Mrs Andrews’ first successful challenge resulted in a damning judgment handed down by the High Court in May 2019 in which the judge described the existing arrangements as “a parody of the electoral process”.
The Representation of the People Act 1983 (as amended) allows the government to specify a device to be used in the polling station that allows blind and partially sighted people to vote “without any need for assistance”. Currently the government specify the use of a Tactile Voting Device (TVD), a sheet of transparent plastic which fits on top of the ballot paper and has a number of flaps that correspond to the various places on the ballot paper where voters are able to mark an ‘X’ next to candidates’ names.
Mrs Andrews successfully argued in her first legal case that the critical problem with the TVD is that it does not allow blind and partially sighted people to vote independently as they still need help from the Presiding Officer (the official in charge of the polling station) or a member of their close family to read to them the names of the candidates and the order in which they appear on the ballot paper.  This information is not contained on the TVD and there is therefore no way for a blind voter to know which flap on the TVD corresponds to which candidate.
Mrs Andrews expected the government to introduce a new system that would have allowed her to identify the candidates and mark her ballot paper independently following the court’s judgment in May.
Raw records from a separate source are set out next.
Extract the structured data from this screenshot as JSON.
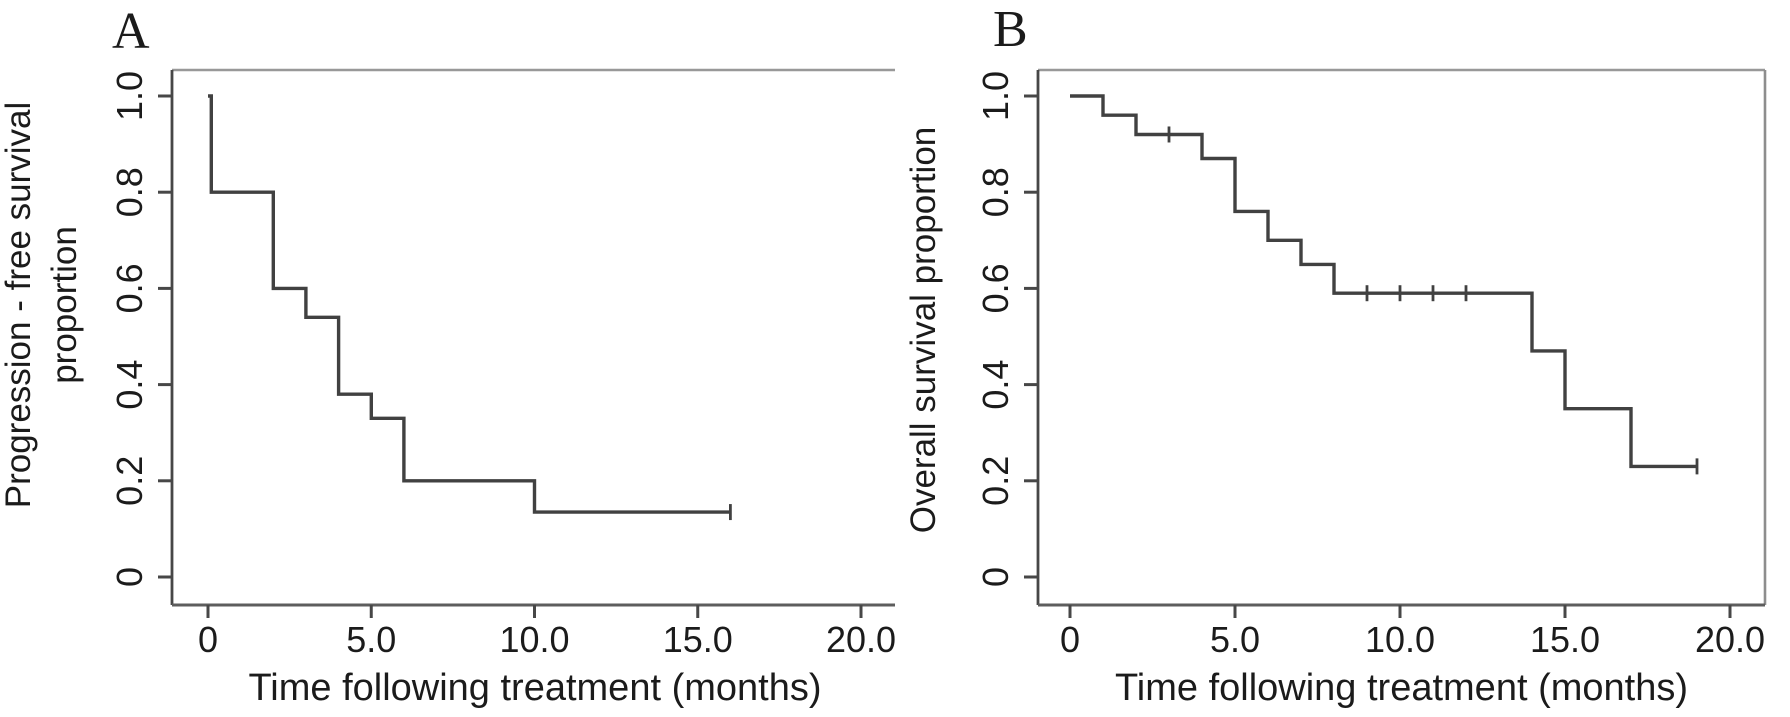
{
  "figure": {
    "background": "#ffffff",
    "curve_color": "#414141",
    "frame_color": "#8d8d8d",
    "axis_color": "#474747",
    "text_color": "#1b1b1b"
  },
  "chart_data": [
    {
      "type": "line",
      "subtype": "kaplan-meier-step",
      "panel_label": "A",
      "xlabel": "Time following treatment (months)",
      "ylabel_lines": [
        "Progression - free survival",
        "proportion"
      ],
      "xlim": [
        0,
        21
      ],
      "ylim": [
        0,
        1.0
      ],
      "xticks": [
        {
          "v": 0,
          "label": "0"
        },
        {
          "v": 5,
          "label": "5.0"
        },
        {
          "v": 10,
          "label": "10.0"
        },
        {
          "v": 15,
          "label": "15.0"
        },
        {
          "v": 20,
          "label": "20.0"
        }
      ],
      "yticks": [
        {
          "v": 1.0,
          "label": "1.0"
        },
        {
          "v": 0.8,
          "label": "0.8"
        },
        {
          "v": 0.6,
          "label": "0.6"
        },
        {
          "v": 0.4,
          "label": "0.4"
        },
        {
          "v": 0.2,
          "label": "0.2"
        },
        {
          "v": 0.0,
          "label": "0"
        }
      ],
      "steps": [
        [
          0,
          1.0
        ],
        [
          0.1,
          0.8
        ],
        [
          2,
          0.6
        ],
        [
          3,
          0.54
        ],
        [
          4,
          0.38
        ],
        [
          5,
          0.33
        ],
        [
          6,
          0.2
        ],
        [
          10,
          0.135
        ]
      ],
      "end_time": 16,
      "censor_marks": [
        [
          16,
          0.135
        ]
      ],
      "grid": false,
      "legend": "none"
    },
    {
      "type": "line",
      "subtype": "kaplan-meier-step",
      "panel_label": "B",
      "xlabel": "Time following treatment (months)",
      "ylabel_lines": [
        "Overall survival proportion"
      ],
      "xlim": [
        0,
        21
      ],
      "ylim": [
        0,
        1.0
      ],
      "xticks": [
        {
          "v": 0,
          "label": "0"
        },
        {
          "v": 5,
          "label": "5.0"
        },
        {
          "v": 10,
          "label": "10.0"
        },
        {
          "v": 15,
          "label": "15.0"
        },
        {
          "v": 20,
          "label": "20.0"
        }
      ],
      "yticks": [
        {
          "v": 1.0,
          "label": "1.0"
        },
        {
          "v": 0.8,
          "label": "0.8"
        },
        {
          "v": 0.6,
          "label": "0.6"
        },
        {
          "v": 0.4,
          "label": "0.4"
        },
        {
          "v": 0.2,
          "label": "0.2"
        },
        {
          "v": 0.0,
          "label": "0"
        }
      ],
      "steps": [
        [
          0,
          1.0
        ],
        [
          1,
          0.96
        ],
        [
          2,
          0.92
        ],
        [
          4,
          0.87
        ],
        [
          5,
          0.76
        ],
        [
          6,
          0.7
        ],
        [
          7,
          0.65
        ],
        [
          8,
          0.59
        ],
        [
          14,
          0.47
        ],
        [
          15,
          0.35
        ],
        [
          17,
          0.23
        ]
      ],
      "end_time": 19,
      "censor_marks": [
        [
          3,
          0.92
        ],
        [
          9,
          0.59
        ],
        [
          10,
          0.59
        ],
        [
          11,
          0.59
        ],
        [
          12,
          0.59
        ],
        [
          19,
          0.23
        ]
      ],
      "grid": false,
      "legend": "none"
    }
  ]
}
However, when she went to cast her vote in December last year, little had changed; instead of being read the candidates’ names by the Presiding Officer, her Presiding Officer had an audio recording on his mobile phone which he played to her. She was then required to use the TVD as normal.
Other countries use systems that allow blind voters to vote using audio booths and telephone voting.
Following the December poll, Mrs Andrews said:

“There was nothing independent or secret about my experience – the bottom line was that I still could not vote without assistance. I just want to vote in the same way as everyone else without sticking out or feeling like a nuisance.
“Fully sighted voters are able to breeze in and out in three minutes while I have to undertake stressful, humiliating and onerous processes.
“I can’t believe that in the 11 months since the judgment in my case, and despite all the technology available, that the government has still not come up with an adequate system (or even proposals for a system) that allow blind and visually impaired people to independently carry out one of the most important responsibilities a person has in our democracy.
“It is almost worse now than before the judgment because at least then the government thought they were acting lawfully. Now they know they are acting unlawfully, and are aware of the enormous impact it has on people, but have still made no real efforts to address it.”
Leigh Day solicitor Kate Egerton said:
“The current arrangements enable a blind person to mark the ballot paper, but not to read it. There is a statutory requirement to enable blind voters to vote without any need for assistance which is simply not being met.
“Despite the voting arrangements for blind and partially sighted voters being found to be unlawful in May 2019, the government chose to do nothing to sort the matter out before the last general election.  Our client was, again, unable to vote without assistance on an equal basis to others. This was incredibly disappointing for Mrs Andrews who, having won a lengthy legal battle, was essentially left in the same position as she was prior to her legal case.
“We consider that this failure breached our client’s human right to be able to vote independently and in secret.”